JERUSALEM – The United States is talking with Israel about releasing convicted spy Jonathan Pollard early from his life sentence as an incentive to the Israelis in the troubled Mideast peace negotiations, people familiar with the talks said Monday.
Releasing Pollard, a thorn in U.S.-Israeli relations for three decades, would be an extraordinary step underscoring the urgency of U.S. peace efforts.
In return for the release, the people close to the talks said, Israel would have to undertake significant concessions to the Palestinians in Middle East negotiations.
Such concessions could include some kind of freeze on Israeli settlements in disputed territory, the release of Palestinian prisoners beyond those Israel has already agreed to free, and a guarantee that Israel would stay at the negotiating table beyond the end of April.
Two people describing the talks cautioned that such a release was far from certain. Both spoke only on condition of anonymity because they were not authorized to discuss the talks on the record.
Secretary of State John Kerry met for several hours late Monday with Israeli Prime Minister Benjamin Netanyahu before sitting down with chief Palestinian negotiator Saeb Erekat and another Palestinian official.
Pollard, an American Jew, was a civilian intelligence analyst for the U.S. Navy when he gave thousands of classified documents to his Israeli handlers. The Israelis recruited him to pass along U.S. secrets, including satellite photos and data on Soviet weaponry in the 1980s.

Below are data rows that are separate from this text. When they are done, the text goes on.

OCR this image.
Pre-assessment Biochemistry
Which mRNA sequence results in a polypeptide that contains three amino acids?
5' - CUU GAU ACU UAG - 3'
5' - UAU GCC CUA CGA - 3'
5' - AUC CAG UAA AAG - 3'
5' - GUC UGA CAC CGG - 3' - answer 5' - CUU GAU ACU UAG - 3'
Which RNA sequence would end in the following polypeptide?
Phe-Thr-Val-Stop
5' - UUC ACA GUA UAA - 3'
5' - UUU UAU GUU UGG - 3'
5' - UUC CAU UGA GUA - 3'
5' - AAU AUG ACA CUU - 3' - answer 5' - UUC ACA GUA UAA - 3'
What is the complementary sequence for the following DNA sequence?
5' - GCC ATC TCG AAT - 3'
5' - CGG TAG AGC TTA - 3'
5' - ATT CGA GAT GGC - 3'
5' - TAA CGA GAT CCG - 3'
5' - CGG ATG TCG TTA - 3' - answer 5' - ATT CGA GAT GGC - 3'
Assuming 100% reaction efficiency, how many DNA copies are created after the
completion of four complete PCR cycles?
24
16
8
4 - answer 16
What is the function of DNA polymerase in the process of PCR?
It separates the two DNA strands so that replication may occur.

He was arrested by FBI agents in Washington in 1985 after unsuccessfully seeking refuge at the Israeli Embassy in Washington. He pleaded guilty to leaking classified documents to Israel and received a life sentence.
Apart from any negotiations in the meantime, Pollard could be released from prison Nov. 21, 2015 – 30 years after his arrest. He has been serving his sentence at a federal facility in Butner, N.C.
Pollard is said to be in poor health. His case has become a rallying cry in Israel, where leaders say his nearly three decades in U.S. prison amounts to excessive punishment. Pollard enjoys widespread sympathy among Israelis, and Netanyahu and other Israeli leaders have routinely pressed Obama and other U.S. presidents for his pardon or release.
Stiff opposition from the American military and intelligence community has deterred the White House. Intelligence officials have argued that his release would harm national security and that the U.S. must maintain a strong deterrent to allies by warning them of the consequences of spying on American soil.